Friday, 27 March 2009

Indulgences - an interesting discovery

I had reason to look up the Enchiridion Indulgentiarum in the Vatican web site a few minutes ago - as one does! This is the document from the Apostolic Penitentiary which sets out the rules for gaining indulgences, and lists the acts that the faithful can perform to gain indulgences.

The website carries the fourth edition, whereas my printed version is the original first edition from 1968. There are four "general concessions" for a partial indulgence listed at the beginning of the fourth edition of the Enchiridion, only the first three of them appearing in the first edition.
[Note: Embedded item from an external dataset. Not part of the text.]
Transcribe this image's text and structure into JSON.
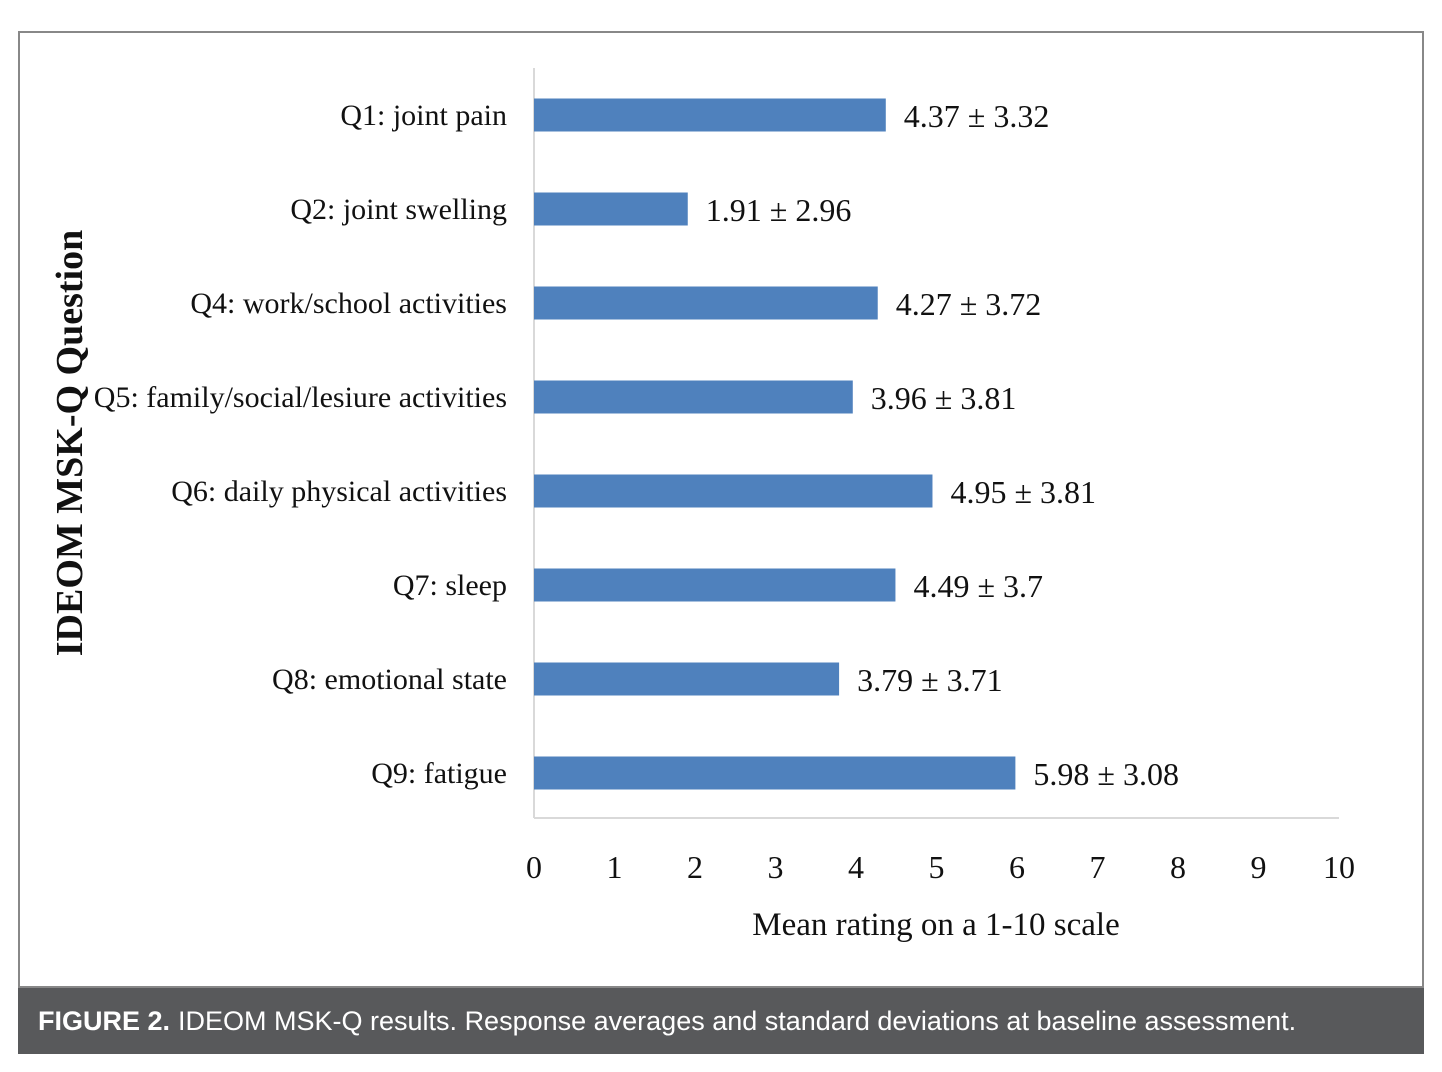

The "usual conditions" - sacramental Confession, performance of the action itself, receiving Holy Communion and prayer for the intentions of the Holy Father - also need to be met. One can easily underestimate the value of these "general concessions" in favour of the more specific indulgences granted for special occasions such as the Year of St Paul or participation in the World Youth Day, but they do encompass very much the spirit of the revision of indulgences after the Second Vatican Council. They aim to encourage the faithful in their living of the Christian life so that they strive to live it more richly and more deeply, for their own good, for the good the whole Church and for the good of the whole world.

My shaky translations of the "general concessions" from the Latin are:

(1) for the raising of the heart and mind to God during the day, by means of a pious invocation, even if the invocation is only mental and not spoken

(2) for an act of service towards someone in need, undertaken in a spirit of faith

(3) for abstaining from something that is licit and good, in a spirit of penitence

(4) for giving an open testimony of their faith, in the particular circumstances of their daily life.

Number (2) is interesting in terms of how we understand an act of charity undertaken by a Catholic voluntary service in comparison to state provided welfare. The "spirit of faith" gives a kind of value added, a something more, than just the provision of the service in an exclusively material sense.

Number (4) is an encouragement to what we would now term the "new evangelisation", and I was most interested to discover it.